This is the photo my son found on Pinterest

of the Haircut he wanted just like the

Soccer Legend Christiano Ronaldo

Letting Go (Even When It’s Hard): A Parenting Surrender

I’ll be honest — I was a little sad.

Michael has such beautiful hair, and if I’m being true to myself, I’m very much the bohemian, hippy-at-heart type who loves long hair on boys. Sun-kissed, wild, a little surfer, a little free spirit — that’s my aesthetic. That’s what I imagined.

But it wasn’t what he wanted.

And that’s where the real work of parenting lives.

When Our Vision Isn’t Theirs

There was a moment where I could feel it — that quiet tug between:

  • what I loved

  • and what he needed

Not because a haircut is a big deal…
but because it symbolizes something deeper.

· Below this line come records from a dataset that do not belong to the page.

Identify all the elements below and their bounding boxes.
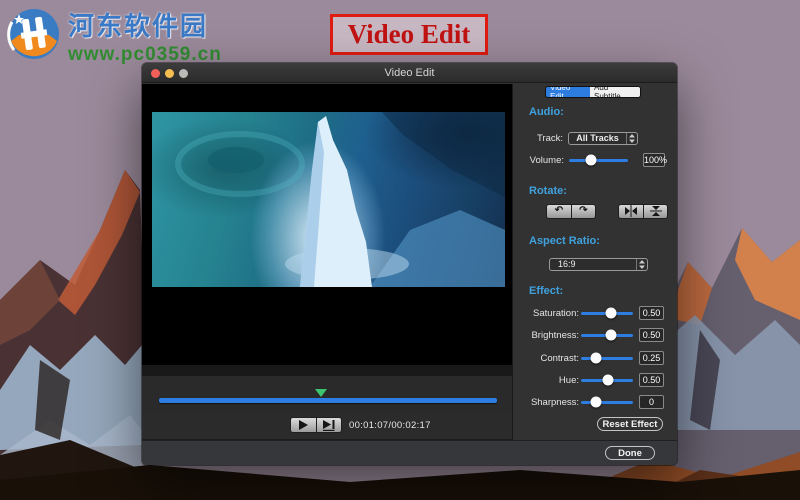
video-preview — [142, 84, 512, 365]
panel-tabs: Video Edit Add Subtitle — [545, 86, 641, 98]
tab-video-edit[interactable]: Video Edit — [546, 87, 590, 97]
play-to-end-icon — [323, 420, 335, 431]
site-logo-icon — [6, 6, 62, 62]
flip-vertical-icon — [650, 205, 662, 217]
rotate-left-icon: ↶ — [555, 206, 563, 216]
rotate-heading: Rotate: — [529, 185, 567, 197]
hue-value: 0.50 — [639, 373, 664, 387]
volume-label: Volume: — [514, 155, 564, 166]
site-watermark: 河东软件园 www.pc0359.cn — [6, 6, 222, 66]
volume-slider[interactable] — [569, 154, 628, 166]
timeline-bar[interactable] — [159, 398, 497, 403]
video-frame-ice-cave — [152, 112, 505, 287]
playhead-marker[interactable] — [315, 389, 327, 397]
stepper-arrows-icon — [626, 133, 637, 144]
timeline[interactable] — [142, 376, 512, 413]
hue-label: Hue: — [514, 375, 579, 386]
page-title-banner: Video Edit — [330, 14, 488, 55]
track-label: Track: — [514, 133, 563, 144]
flip-horizontal-button[interactable] — [618, 204, 643, 219]
contrast-label: Contrast: — [514, 353, 579, 364]
tab-add-subtitle[interactable]: Add Subtitle — [590, 87, 640, 97]
track-select[interactable]: All Tracks — [568, 132, 638, 145]
hue-slider-thumb[interactable] — [603, 375, 614, 386]
reset-effect-button[interactable]: Reset Effect — [597, 417, 663, 431]
flip-horizontal-icon — [624, 205, 638, 217]
done-button[interactable]: Done — [605, 446, 655, 460]
stepper-arrows-icon — [636, 259, 647, 270]
brightness-label: Brightness: — [514, 330, 579, 341]
rotate-left-button[interactable]: ↶ — [546, 204, 571, 219]
play-selection-button[interactable] — [316, 417, 342, 433]
saturation-slider[interactable] — [581, 307, 633, 319]
brightness-slider[interactable] — [581, 329, 633, 341]
saturation-label: Saturation: — [514, 308, 579, 319]
saturation-value: 0.50 — [639, 306, 664, 320]
aspect-ratio-value: 16:9 — [550, 259, 636, 269]
audio-heading: Audio: — [529, 106, 564, 118]
sharpness-value: 0 — [639, 395, 664, 409]
volume-slider-thumb[interactable] — [585, 155, 596, 166]
rotate-right-button[interactable]: ↷ — [571, 204, 596, 219]
play-button[interactable] — [290, 417, 316, 433]
play-icon — [299, 420, 308, 430]
app-window: Video Edit — [142, 63, 677, 465]
sharpness-label: Sharpness: — [514, 397, 579, 408]
brightness-slider-thumb[interactable] — [605, 330, 616, 341]
effect-heading: Effect: — [529, 285, 563, 297]
contrast-slider[interactable] — [581, 352, 633, 364]
hue-slider[interactable] — [581, 374, 633, 386]
volume-value: 100% — [643, 153, 665, 167]
title-bar[interactable]: Video Edit — [142, 63, 677, 83]
contrast-value: 0.25 — [639, 351, 664, 365]
track-select-value: All Tracks — [569, 133, 626, 143]
window-title: Video Edit — [142, 67, 677, 79]
timecode: 00:01:07/00:02:17 — [349, 420, 431, 431]
aspect-ratio-select[interactable]: 16:9 — [549, 258, 648, 271]
saturation-slider-thumb[interactable] — [605, 308, 616, 319]
contrast-slider-thumb[interactable] — [590, 353, 601, 364]
brightness-value: 0.50 — [639, 328, 664, 342]
aspect-ratio-heading: Aspect Ratio: — [529, 235, 600, 247]
sharpness-slider[interactable] — [581, 396, 633, 408]
site-name: 河东软件园 — [68, 6, 222, 43]
sharpness-slider-thumb[interactable] — [590, 397, 601, 408]
flip-vertical-button[interactable] — [643, 204, 668, 219]
rotate-right-icon: ↷ — [579, 206, 587, 216]
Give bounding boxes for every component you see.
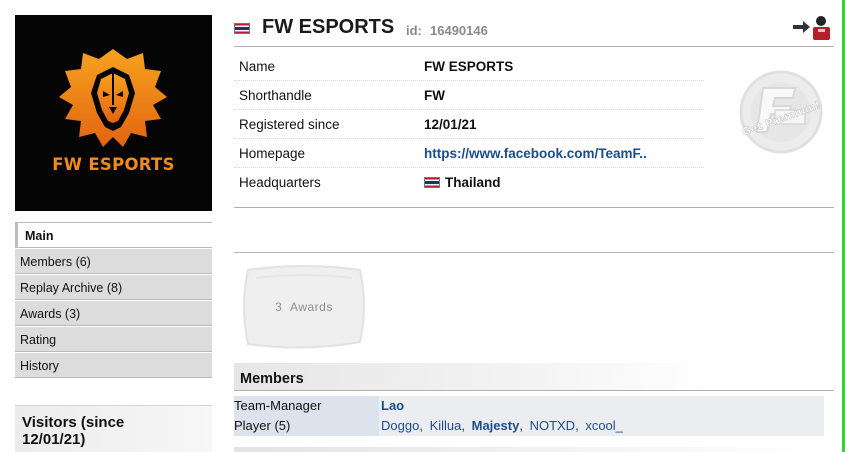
info-label-homepage: Homepage: [239, 146, 306, 161]
thailand-flag-icon: [424, 176, 440, 188]
info-label-headquarters: Headquarters: [239, 175, 321, 190]
member-link-doggo[interactable]: Doggo: [381, 418, 419, 433]
info-value-shorthandle: FW: [424, 88, 445, 103]
member-link-majesty[interactable]: Majesty: [472, 418, 520, 433]
headquarters-country: Thailand: [445, 175, 501, 190]
visitors-box: Visitors (since 12/01/21): [15, 405, 212, 452]
member-link-killua[interactable]: Killua: [430, 418, 462, 433]
awards-divider: [234, 252, 834, 253]
awards-count-text: 3 Awards: [240, 300, 368, 314]
awards-pillow-button[interactable]: 3 Awards: [240, 264, 368, 350]
visitors-title: Visitors (since: [22, 414, 125, 431]
member-role-manager: Team-Manager: [234, 396, 379, 416]
nav-item-members[interactable]: Members (6): [15, 248, 212, 274]
page-title: FW ESPORTS: [262, 16, 395, 38]
lion-head-icon: [59, 49, 167, 147]
awards-label: Awards: [290, 300, 333, 314]
member-link-notxd[interactable]: NOTXD: [530, 418, 576, 433]
member-row-players: Player (5) Doggo, Killua, Majesty, NOTXD…: [234, 416, 824, 436]
header-divider: [234, 46, 834, 47]
arrow-to-player-icon[interactable]: [792, 14, 832, 42]
info-label-name: Name: [239, 59, 276, 74]
team-logo: FW ESPORTS: [15, 15, 212, 211]
info-row-headquarters: Headquarters Thailand: [234, 168, 704, 197]
member-link-lao[interactable]: Lao: [381, 398, 404, 413]
members-section-header: Members: [234, 363, 834, 391]
info-row-homepage: Homepage https://www.facebook.com/TeamF.…: [234, 139, 704, 168]
visitors-since-date: 12/01/21): [22, 431, 86, 448]
member-names-manager: Lao: [379, 396, 824, 416]
member-role-player: Player (5): [234, 416, 379, 436]
homepage-link[interactable]: https://www.facebook.com/TeamF..: [424, 146, 647, 161]
logo-wordmark: FW ESPORTS: [52, 155, 175, 174]
info-row-shorthandle: Shorthandle FW: [234, 81, 704, 110]
info-row-name: Name FW ESPORTS: [234, 52, 704, 81]
members-title: Members: [240, 371, 304, 387]
team-info-table: Name FW ESPORTS Shorthandle FW Registere…: [234, 52, 704, 197]
nav-item-rating[interactable]: Rating: [15, 326, 212, 352]
info-label-shorthandle: Shorthandle: [239, 88, 312, 103]
member-link-xcool[interactable]: xcool_: [585, 418, 623, 433]
nav-item-awards[interactable]: Awards (3): [15, 300, 212, 326]
info-value-name: FW ESPORTS: [424, 59, 514, 74]
team-id-value: 16490146: [430, 23, 488, 38]
team-nav: Main Members (6) Replay Archive (8) Awar…: [15, 222, 212, 378]
awards-count: 3: [275, 300, 283, 314]
nav-item-main[interactable]: Main: [15, 222, 212, 248]
info-label-registered: Registered since: [239, 117, 340, 132]
nav-item-replay-archive[interactable]: Replay Archive (8): [15, 274, 212, 300]
get-premium-badge[interactable]: Get Premium!: [735, 66, 827, 158]
team-header: FW ESPORTS id: 16490146: [234, 14, 834, 46]
nav-item-history[interactable]: History: [15, 352, 212, 378]
thailand-flag-icon: [234, 23, 250, 34]
team-id-label: id:: [406, 23, 422, 38]
member-row-manager: Team-Manager Lao: [234, 396, 824, 416]
info-value-registered: 12/01/21: [424, 117, 477, 132]
next-section-header: [234, 447, 824, 452]
member-names-players: Doggo, Killua, Majesty, NOTXD, xcool_: [379, 416, 824, 436]
info-value-headquarters: Thailand: [424, 175, 501, 190]
info-divider: [234, 207, 834, 208]
info-row-registered: Registered since 12/01/21: [234, 110, 704, 139]
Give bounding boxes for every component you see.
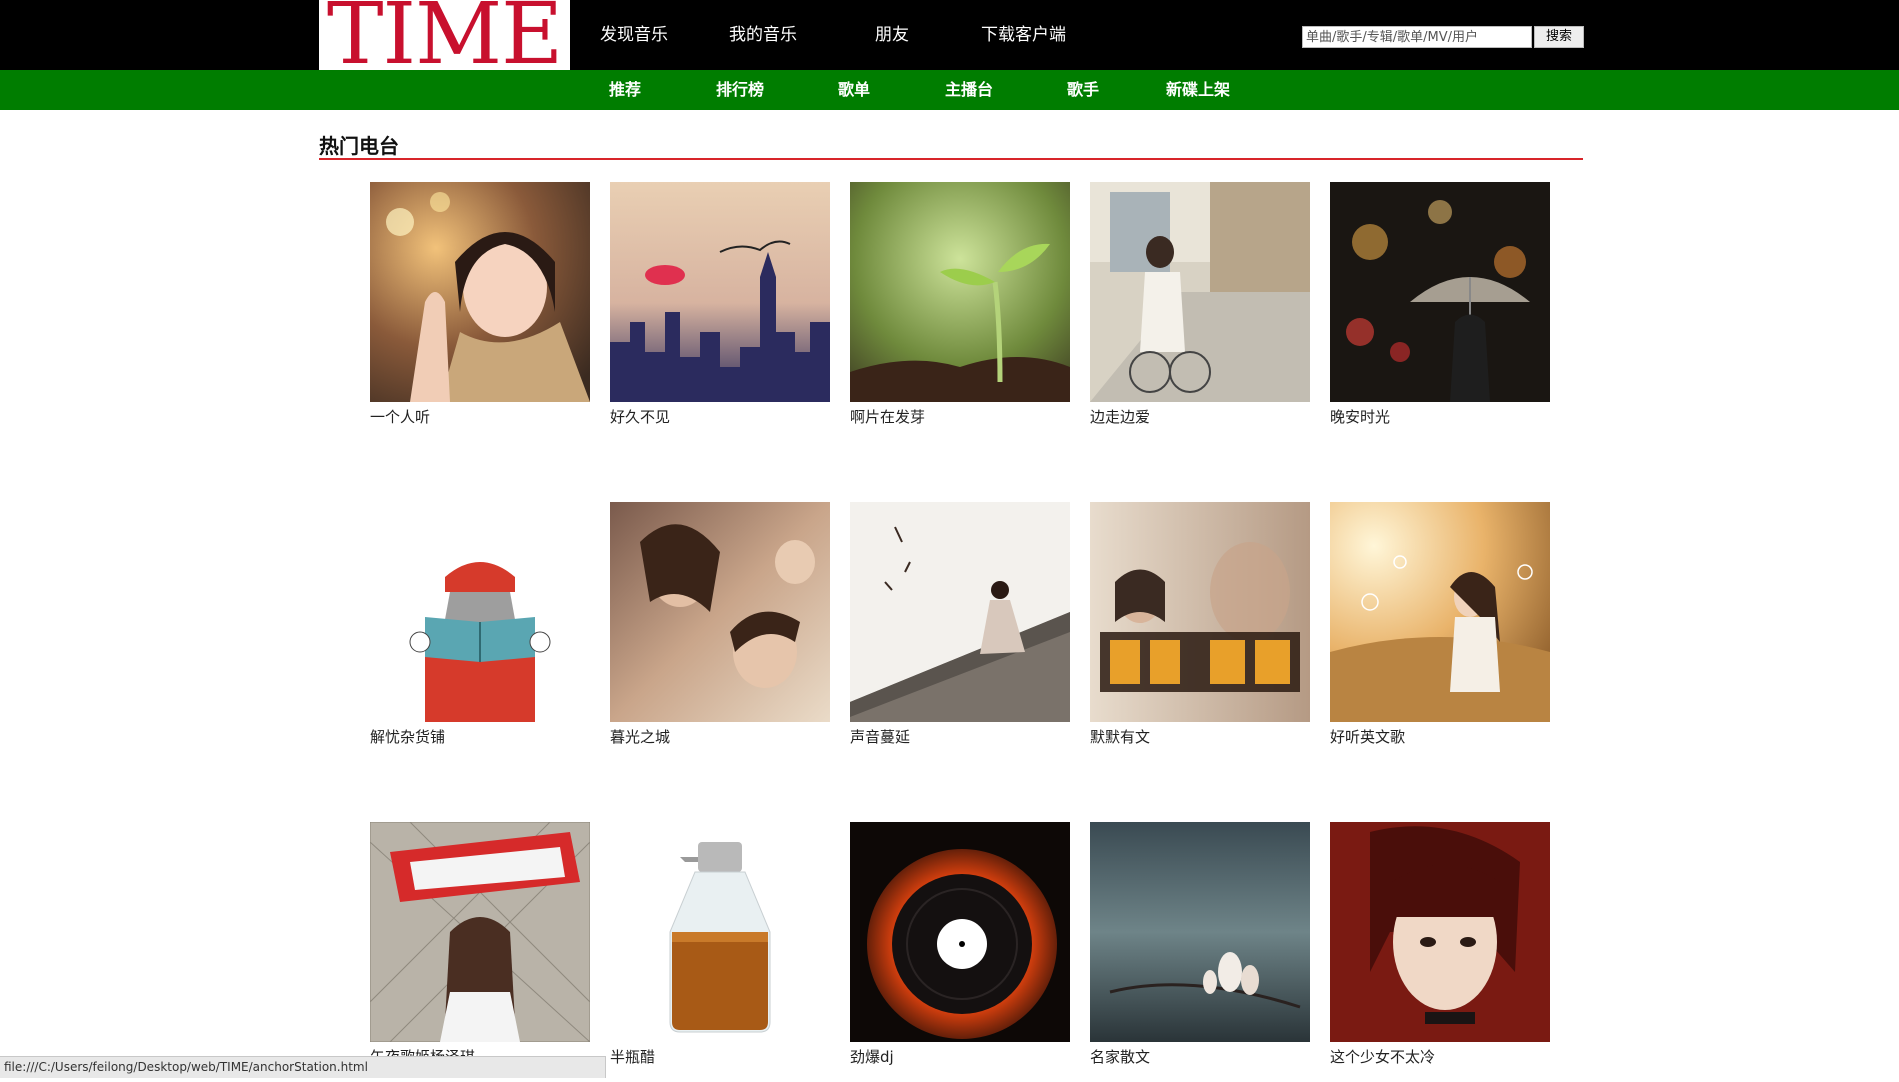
site-logo[interactable]: TIME xyxy=(319,0,570,70)
station-card[interactable]: 名家散文 xyxy=(1090,822,1310,1082)
station-card[interactable]: 解忧杂货铺 xyxy=(370,502,590,762)
station-card[interactable]: 半瓶醋 xyxy=(610,822,830,1082)
station-label[interactable]: 一个人听 xyxy=(370,406,430,427)
station-card[interactable]: 好久不见 xyxy=(610,182,830,442)
city-skyline-kiss-thumbnail[interactable] xyxy=(610,182,830,402)
girl-reading-thumbnail[interactable] xyxy=(370,502,590,722)
browser-status-bar: file:///C:/Users/feilong/Desktop/web/TIM… xyxy=(0,1056,606,1078)
section-title: 热门电台 xyxy=(319,134,399,158)
umbrella-night-thumbnail[interactable] xyxy=(1330,182,1550,402)
subnav-singers[interactable]: 歌手 xyxy=(1067,70,1099,110)
station-label[interactable]: 晚安时光 xyxy=(1330,406,1390,427)
girl-bicycle-street-thumbnail[interactable] xyxy=(1090,182,1310,402)
vinegar-bottle-thumbnail[interactable] xyxy=(610,822,830,1042)
burning-vinyl-record-thumbnail[interactable] xyxy=(850,822,1070,1042)
search-button[interactable]: 搜索 xyxy=(1534,26,1584,48)
subnav-anchor-station[interactable]: 主播台 xyxy=(945,70,993,110)
station-card[interactable]: 这个少女不太冷 xyxy=(1330,822,1550,1082)
station-card[interactable]: 声音蔓延 xyxy=(850,502,1070,762)
nav-download-client[interactable]: 下载客户端 xyxy=(981,0,1066,70)
girl-holding-scarf-thumbnail[interactable] xyxy=(370,822,590,1042)
station-label[interactable]: 半瓶醋 xyxy=(610,1046,655,1067)
station-label[interactable]: 暮光之城 xyxy=(610,726,670,747)
station-label[interactable]: 名家散文 xyxy=(1090,1046,1150,1067)
station-label[interactable]: 劲爆dj xyxy=(850,1046,894,1067)
sub-navbar: 推荐 排行榜 歌单 主播台 歌手 新碟上架 xyxy=(0,70,1899,110)
top-navbar: TIME 发现音乐 我的音乐 朋友 下载客户端 搜索 xyxy=(0,0,1899,70)
sprout-thumbnail[interactable] xyxy=(850,182,1070,402)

Our children are not here to fulfill our aesthetic preferences, our unhealed longings, or our identity projections — even the sweet, well-intentioned ones.

They’re here to become themselves.

Surrender as an Act of Love

Letting go didn’t mean I stopped loving his hair.
It meant I chose something bigger than my preference.

I chose:

  • respect over attachment

  • trust over control

  • relationship over resistance

Surrender in parenting isn’t passive — it’s brave.

It’s saying:

“I trust who you are becoming, even when it doesn’t match the picture in my head.”

The Unexpected Gift

What surprised me most was this:
When I surrendered, the sadness softened.

In its place came pride.

Because confidence looks good on a child — no matter the haircut.

Watching Michael light up when he saw himself in the mirror reminded me:
This isn’t about hair.
It’s about identity, agency, and self-expression.

And those are things I want him to carry into every area of his life.

A Gentle Reminder for Fellow Parents 🤍

It’s okay to feel the loss of the version you imagined.
That feeling doesn’t make you controlling or selfish — it makes you human.

What matters is what you do next.

Sometimes the most loving thing we can do…
is loosen our grip,
take a breath,
and let our child lead.

Even if it means saying goodbye to the long, bohemian locks we adored.

 

 

Boys’ Haircuts as Creative Expression & Identity

Why My Son Wanted a Cristiano Ronaldo Cut

A haircut might seem like a small thing — but for kids, it can be a powerful form of self-expression.

Recently, my son told me he wanted his hair cut like Cristiano Ronaldo — the world-renowned soccer player he looks up to, studies, and endlessly imitates on the field.

It wasn’t about vanity.
It was about identity.

Haircuts Are One of a Child’s First Choices

So much of childhood is decided for kids:

  • What time they wake up

  • Where they go

  • What the rules are

A haircut is one of the first areas where children can say:

“This is how I want to show up in the world.”

That choice matters.

When kids are allowed to participate in decisions about their appearance, they build:

  • Self-trust

  • Confidence

  • A sense of agency

They learn: My preferences matter.

Role Models Shape Identity (And That’s Healthy)

For my son, wanting a Cristiano Ronaldo haircut wasn’t about copying — it was about belonging to something he loves.

Athletes, artists, and creators give kids a way to:

  • Try on identities

  • Express admiration

  • Feel connected to something bigger than themselves

Just like wearing a jersey or practicing a signature move, a haircut becomes part of that story.

Pinterest as a Tool for Creative Clarity

Pinterest turned out to be such a helpful bridge.

Instead of vague descriptions, my son could:

  • Scroll

  • Point

  • Compare

  • Say “this one”

It gave him language for his vision and helped us communicate clearly with the barber.

Pinterest isn’t just inspiration — it’s a confidence builder for kids learning how to express what they want.

Letting Boys Explore Style Without Shame

There’s still an unspoken pressure for boys to “not care too much” about appearance.

But caring about how you look doesn’t make a child vain —
it makes them self-aware.

Allowing boys to explore:

  • Hairstyles

  • Clothing

  • Expression

…teaches them that identity is something you get to shape, not something you’re handed.

A Parenting Pause 🤍

When we honor our kids’ creative choices — even in small ways — we send a powerful message:

“I see who you’re becoming, and I respect it.”

And sometimes, that message comes through something as simple as a fresh fade… inspired by a soccer legend.

Because confidence doesn’t start with being perfect.
It starts with being allowed to be yourself.